Can I buy a T-Bill at a bank? ›

You can buy (bid for) Treasury marketable securities through: your TreasuryDirect account — non-competitive bids only. a bank, broker, or dealer — competitive and non-competitive bids.

How do Treasury bills work for dummies? ›

Treasury bills, or bills, are typically issued at a discount from the par amount (also called face value). For example, if you buy a $1,000 bill at a price per $100 of $99.986111, then you would pay $999.86 ($1,000 x . 99986111 = $999.86111). * When the bill matures, you would be paid its face value, $1,000.

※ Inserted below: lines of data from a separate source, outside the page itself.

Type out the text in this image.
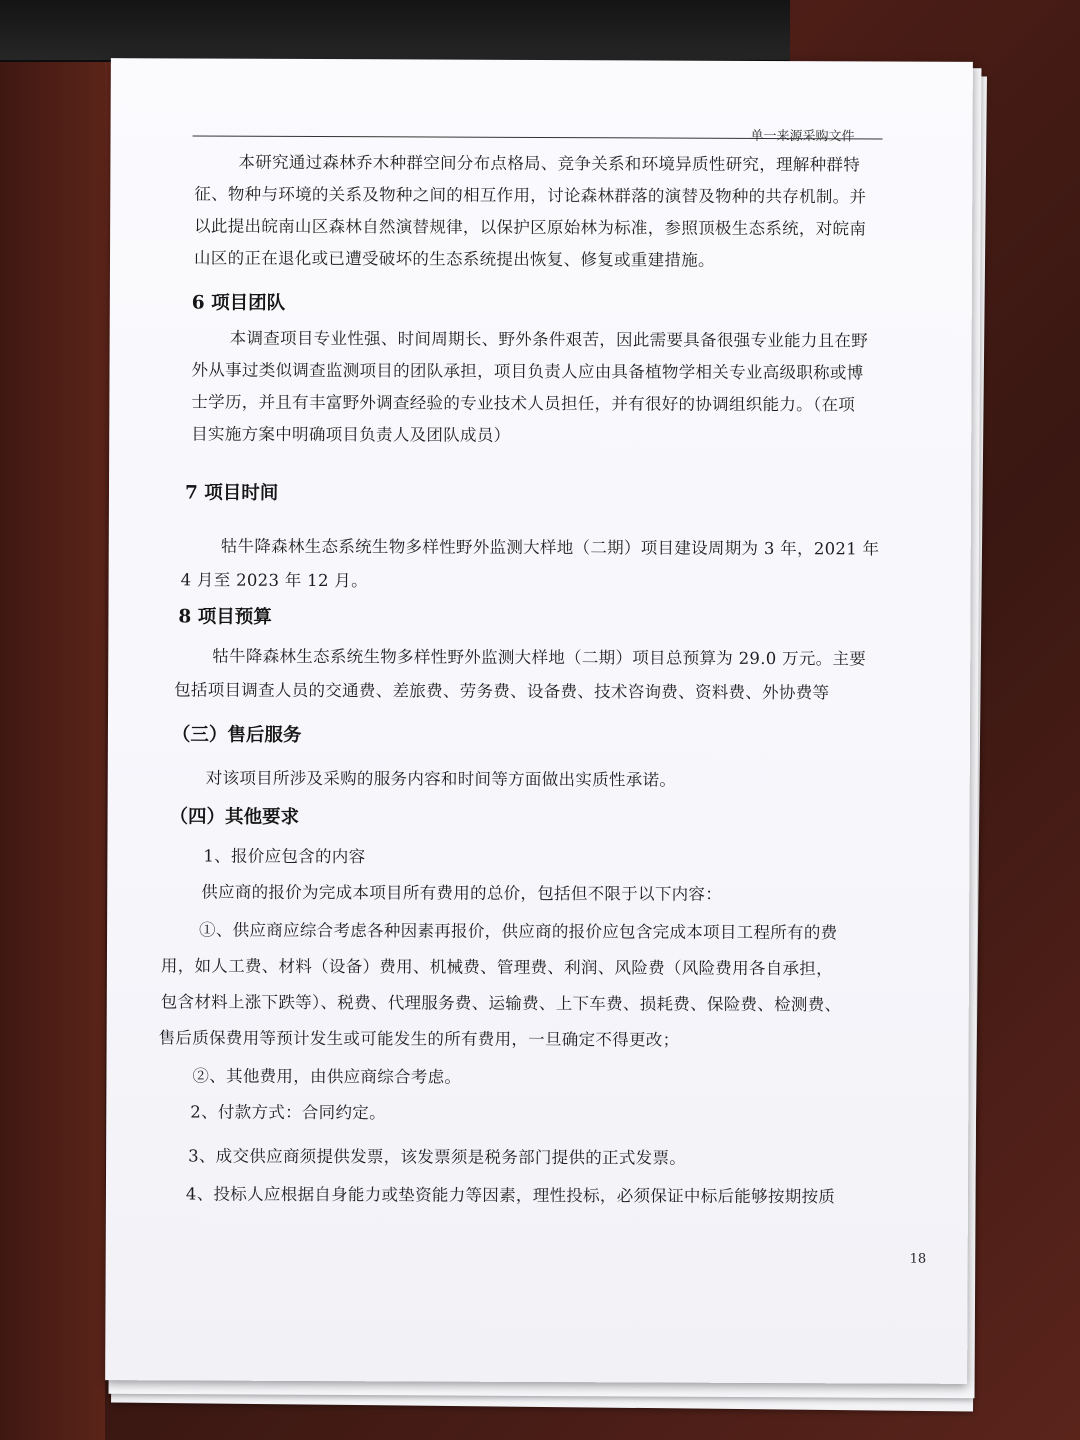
单一来源采购文件
本研究通过森林乔木种群空间分布点格局、竞争关系和环境异质性研究，理解种群特
征、物种与环境的关系及物种之间的相互作用，讨论森林群落的演替及物种的共存机制。并
以此提出皖南山区森林自然演替规律，以保护区原始林为标准，参照顶极生态系统，对皖南
山区的正在退化或已遭受破坏的生态系统提出恢复、修复或重建措施。
6 项目团队
本调查项目专业性强、时间周期长、野外条件艰苦，因此需要具备很强专业能力且在野
外从事过类似调查监测项目的团队承担，项目负责人应由具备植物学相关专业高级职称或博
士学历，并且有丰富野外调查经验的专业技术人员担任，并有很好的协调组织能力。（在项
目实施方案中明确项目负责人及团队成员）
7 项目时间
牯牛降森林生态系统生物多样性野外监测大样地（二期）项目建设周期为 3 年，2021 年
4 月至 2023 年 12 月。
8 项目预算
牯牛降森林生态系统生物多样性野外监测大样地（二期）项目总预算为 29.0 万元。主要
包括项目调查人员的交通费、差旅费、劳务费、设备费、技术咨询费、资料费、外协费等
（三）售后服务
对该项目所涉及采购的服务内容和时间等方面做出实质性承诺。
（四）其他要求
1、报价应包含的内容
供应商的报价为完成本项目所有费用的总价，包括但不限于以下内容：
①、供应商应综合考虑各种因素再报价，供应商的报价应包含完成本项目工程所有的费
用，如人工费、材料（设备）费用、机械费、管理费、利润、风险费（风险费用各自承担，
包含材料上涨下跌等）、税费、代理服务费、运输费、上下车费、损耗费、保险费、检测费、
售后质保费用等预计发生或可能发生的所有费用，一旦确定不得更改；
②、其他费用，由供应商综合考虑。
2、付款方式：合同约定。
3、成交供应商须提供发票，该发票须是税务部门提供的正式发票。
4、投标人应根据自身能力或垫资能力等因素，理性投标，必须保证中标后能够按期按质
18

What is the largest T-Bill you can buy? ›

T-bills sell in increments of $100 up to a maximum of $10 million, and you can buy them directly from the government through its TreasuryDirect website, or through a brokerage, bank or self-directed retirement account, like a Roth IRA.

Are Treasury bonds taxed as capital gains or ordinary income? ›

The income from taxable bond funds is generally taxed at the federal and state level at ordinary income tax rates in the year it was earned. Funds that exclusively hold U.S. Treasury bonds may be exempt from state taxes.

How do you calculate income from T-bills? ›

To calculate yield, subtract the bill's purchase price from its face value and then divide the result by the bill's purchase price. Finally, multiply your answer by 100 to convert it to a percentage.